O público consumidor de quadrinhos, animações, jogos de RPG, card games e afins sofreu durante muito tempo com a falta de um mercado nacional que disponibilizasse estes produtos. A dificuldade de produção e de divulgação foram alguns dos fatores que minaram o desejo de alguns desenvolvedores de criar produtos para esse público.
No entanto, o cenário parece estar mudando. Enquanto o governo faz a sua parte, incluindo os jogos eletrônicos nas categorias que podem ser beneficiadas pela Lei Rouanet, os produtores independentes tentam por suas ideias em prática com a ajuda do financiamento coletivo. Projetos que englobam este mercado estão surgindo cada vez com mais frequência nos sites de crowdfunding. E mais: atingindo suas metas de arrecadação cada vez mais rápido.
Um destes casos é o jogo de RPG Violentina. Baseado no imaginário criado pelo diretor Quentin Tarantino, em filmes como “Pulp Fiction” e “Cães de Aluguel”, o jogo foi desenvolvido pelo arquiteto e urbanista, Eduardo Caetano, justamente para suprir a falta de produtos originais no mercado nacional.
O projeto foi ao ar pelo Movere e, em três horas, conseguiu atingir a meta de R$ 2 mil. Ao fim do prazo estipulado, o jogo havia arrecadado mais de R$ 9 mil. Segundo Caetano, o sucesso pode ser atribuído a vários fatores, como “a criação prévia de uma comunidade em torno do jogo, o apoio da blogosfera em parceria com a editora Secular Games e a própria repercussão inicial que o primeiro dia da campanha gerou”, explica.
Para ele o crowdfunding deve impulsionar o desenvolvimento desses produtos no país. “Os geeks são pessoas extremamente criativas.
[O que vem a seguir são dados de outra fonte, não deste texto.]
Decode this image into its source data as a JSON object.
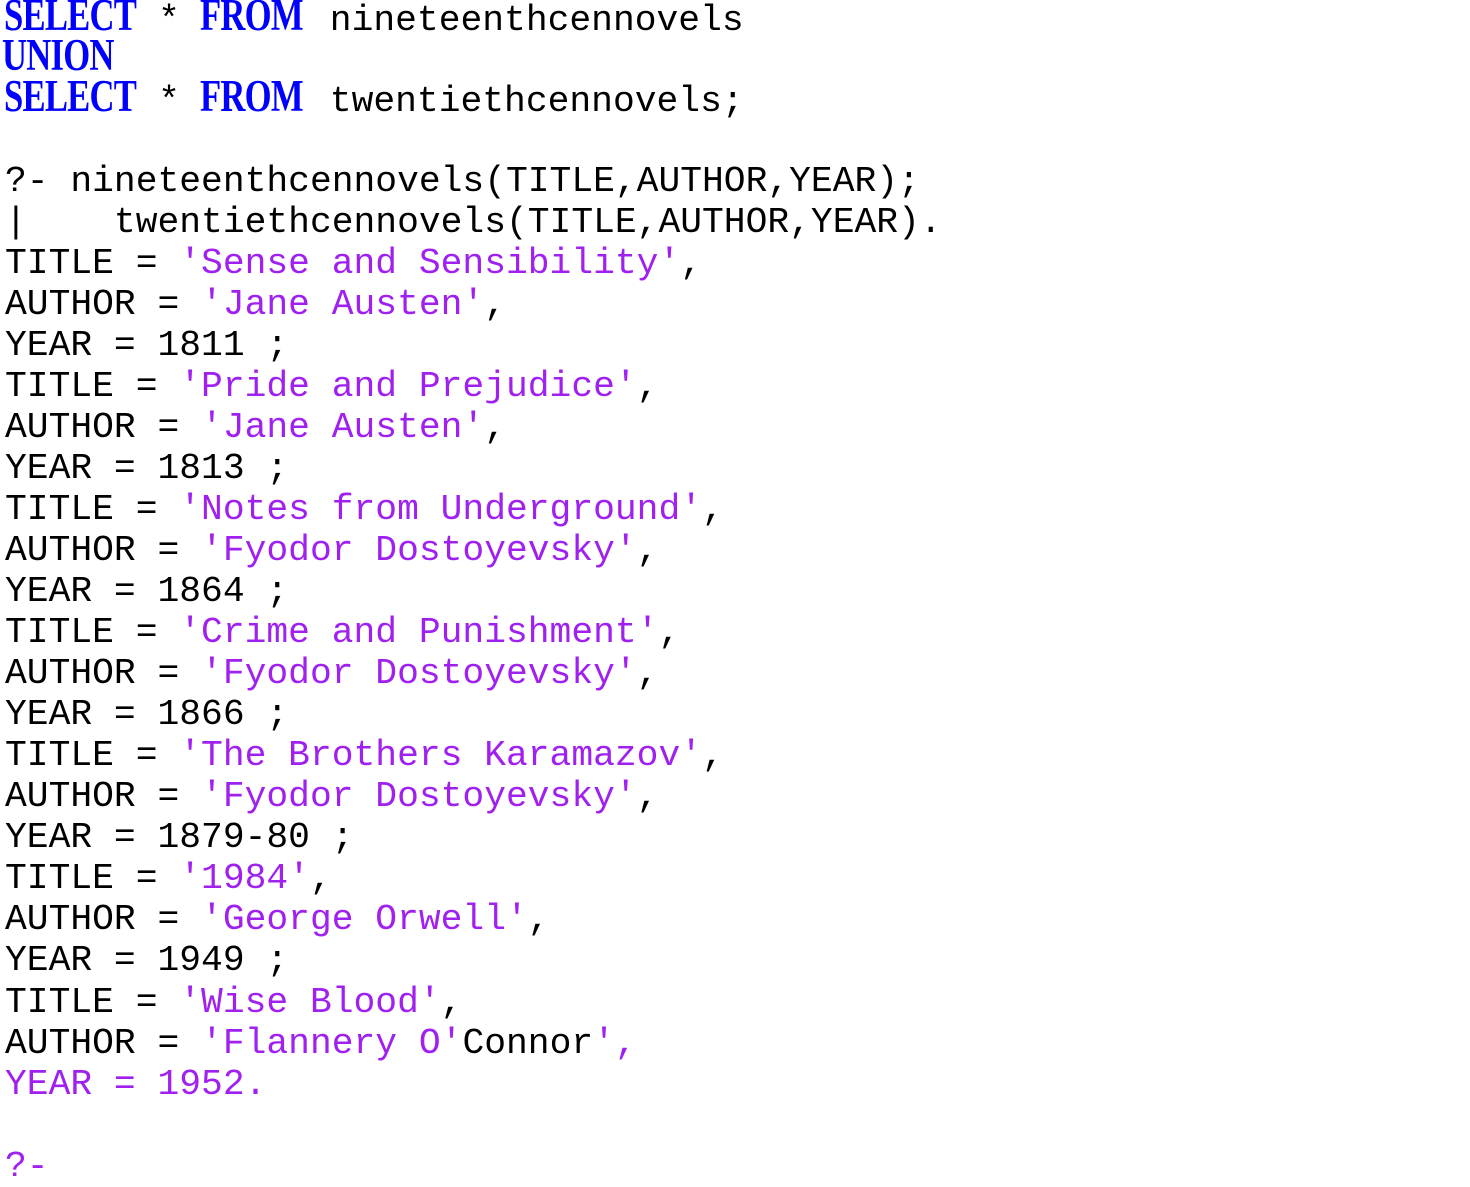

Deve existir muita ideia legal por aí, em banho-maria, esperando uma oportunidade pra sair da garagem”, afirma.
Quem também se deu bem com o financiamento coletivo foi o projeto Feed It!, jogo digital criado por estudantes da Design de Games da Universidade Anhembi Morumbi, que tem como base alguns elementos retirados do filme “A Pequena Loja de Horrores”. Atualmente em desenvolvimento para iPhone, iPad e iPod Touch, o projeto, hospedado no Catarse, ultrapassou a meta de arrecadação (de R$ 8,9 mil), somando R$ 9.865. “Quanto mais os projetos geeks forem concretizados utilizando as plataformas crowdfunding, mais os grandes portais de internet vão voltar suas atenções para esse público que está em crescimento”, afirma Luiz Dias, um dos desenvolvedores do projeto.
O sucesso dessas iniciativas nas plataformas de financiamento coletivo impulsionou outros produtores e desenvolvedores a apostarem no crowdfunding. A empresa Kaplan Project Comics, por exemplo, levou ao Movere o projeto do card game Mercenary Crusade. O jogo de cartas colecionáveis foi pensado como um dos elementos da narrativa, que também inclui brinquedos, jogos digitais e outros produtos licenciados.
A captação do projeto está em curso. Com o dinheiro, os desenvolvedores pretendem realizar a primeira tiragem do jogo. Para fazer com o que o projeto chegue ao maior número de pessoas – fase essencial para financiar um projeto coletivamente -, eles apostam na divulgação através de sites voltados para o universo geek e nas redes sociais, especialmente o Facebook. “Essas duas estratégias são fundamentais e capazes de criar o ‘buzz’ necessário para que alcancemos quem nunca ouviu falar de nosso trabalho”, afirma o desenvolvedor Alex D’ates.
Para ele, o mercado nacional geek deve apostar no licenciamento de marcas e produtos voltados para esse nicho. Este é o caminho que a Kaplan Project Comics deve seguir. “Nosso empenho é de criar um universo de personagens e histórias consistente, bem como de produtos que partem desse todo”, declara.
Há 51 dias do término da fase de arrecadação, o projeto Card Goblins já superou a meta de R$ 3 mil. “O jogo tinha tudo para dar certo, mas como não há cases de Card Games independentes, seria muito arriscado bancar e não acharíamos um investidor que quisesse arriscar”, diz Tiago Junges, desenvolvedor do jogo de cartas, sobre a escolha de colocar o projeto para financiamento coletivo.
Para ele, existe uma nova “moda geek” que deve aquecer o mercado brasileiro e incentivar os produtores a tirarem da gaveta seus projetos. “Presenciamos um grande ‘bum’ no mercado nacional independente de RPGs no ano passado e acredito que ele se estenderá aos jogos de tabuleiro em 2012/2013”, afirma.
Quanto à eficácia das plataformas de financiamento coletivo, ele declara: “O crowdfunding ajuda o independente a se tornar visível e temos muita gente boa produzindo muitos jogos e materiais bons por aí, só esperando uma oportunidade para aparecer”.